Si, ultérieurement, l’État membre où ladite infraction ou irrégularité a effectivement été commise vient à être déterminé, les droits et autres impositions – à l’exception de ceux perçus, conformément au deuxième alinéa, au titre de ressources propres de la Communauté – dont les marchandises sont passibles dans cet État membre lui sont restitués par l’État membre qui avait initialement procédé à leur recouvrement. Dans ce cas, l’excédent éventuel est remboursé à la personne qui avait initialement acquitté les impositions.

Si le montant des droits et autres impositions initialement perçus et restitués par l’État membre qui avait procédé à leur recouvrement est inférieur au montant des droits et autres impositions exigibles dans l’État membre où l’infraction ou irrégularité a été effectivement commise, cet État membre perçoit la différence conformément aux dispositions communautaires ou nationales.

Les administrations douanières des États membres prennent les dispositions nécessaires pour lutter contre toute infraction ou toute irrégularité et les sanctionner efficacement.

L’article 455, paragraphes 1 et 2, du règlement d’application est rédigé comme suit :

« 1. S’il est constaté que, au cours ou à l’occasion d’un transport effectué sous le couvert d’un carnet TIR […], une infraction ou une irrégularité a été commise, les autorités douanières en donnent notification au titulaire du carnet TIR […] et à l’association garante, dans le délai prévu, selon le cas, à l’article 11 paragraphe 1 de la convention TIR […].
2. La preuve de la régularité de l’opération effectuée sous couvert d’un carnet TIR […] au sens de l’article 454 paragraphe 3 premier alinéa doit être apportée dans le délai prévu, selon le cas, à l’article 11 paragraphe 2 de la convention TIR […]. »

La directive sur l’accise

L’article 4 de la directive sur l’accise définit la notion de « régime suspensif » comme « le régime fiscal applicable à la production, à la transformation, à la détention et à la circulation des produits en suspension de droits d’accises ».

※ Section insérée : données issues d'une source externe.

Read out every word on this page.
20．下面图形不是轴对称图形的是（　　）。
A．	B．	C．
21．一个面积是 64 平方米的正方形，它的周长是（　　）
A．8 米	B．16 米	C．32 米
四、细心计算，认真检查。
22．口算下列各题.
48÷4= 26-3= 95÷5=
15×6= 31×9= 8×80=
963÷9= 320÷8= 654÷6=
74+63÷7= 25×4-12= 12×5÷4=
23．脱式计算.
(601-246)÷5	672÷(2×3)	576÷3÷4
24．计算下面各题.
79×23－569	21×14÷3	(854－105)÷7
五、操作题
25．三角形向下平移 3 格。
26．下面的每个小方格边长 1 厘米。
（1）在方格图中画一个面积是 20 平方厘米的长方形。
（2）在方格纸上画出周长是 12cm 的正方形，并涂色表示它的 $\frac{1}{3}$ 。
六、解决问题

Aux termes de l’article 5, paragraphes 1 et 2, de ladite directive :

« 1. Les produits visés à l’article 3 paragraphe 1 sont soumis à accise lors de leur production sur le territoire de la Communauté tel que défini à l’article 2 ou lors de leur importation sur ce territoire.
Est considérée comme ‘importation d’un produit soumis à accise’, l’entrée de ce produit à l’intérieur de la Communauté […].
Toutefois, lorsque ce produit est placé lors de son entrée à l’intérieur de la Communauté sous un régime douanier communautaire, l’importation de ce produit est considérée comme ayant lieu au moment où il sort du régime douanier communautaire.
2. Sans préjudice des dispositions nationales et communautaires en matière de régimes douaniers, lorsque les produits soumis à accise :
– sont en provenance, ou à destination, de pays tiers […] et se trouvent sous le couvert de l’une des procédures suspensives énumérées à l’article 84 paragraphe 1 point a) [du code des douanes] ou dans une zone franche ou dans un entrepôt franc,
[…]
ils sont réputés être en suspension des droits d’accises.
[…] »

L’article 6 de la même directive prévoit :

« 1. L’accise devient exigible lors de la mise à la consommation ou lors de la constatation des manquants qui devront être soumis à accise conformément à l’article 14 paragraphe 3.
Est considérée comme mise à la consommation de produits soumis à accise :
a) toute sortie, y compris irrégulière, d’un régime suspensif ;
[…]
c) toute importation, y compris irrégulière, de ces produits lorsque ces produits ne sont pas mis sous un régime suspensif.
2. Les conditions d’exigibilité et le taux de l’accise à retenir sont ceux en vigueur à la date de l’exigibilité dans l’État membre où s’effectue la mise à la consommation ou la constatation des manquants. L’accise est perçue et recouvrée selon les modalités établies par chaque État membre, étant entendu que les États membres appliquent les mêmes modalités de perception et de recouvrement aux produits nationaux et aux produits en provenance des autres États membres. »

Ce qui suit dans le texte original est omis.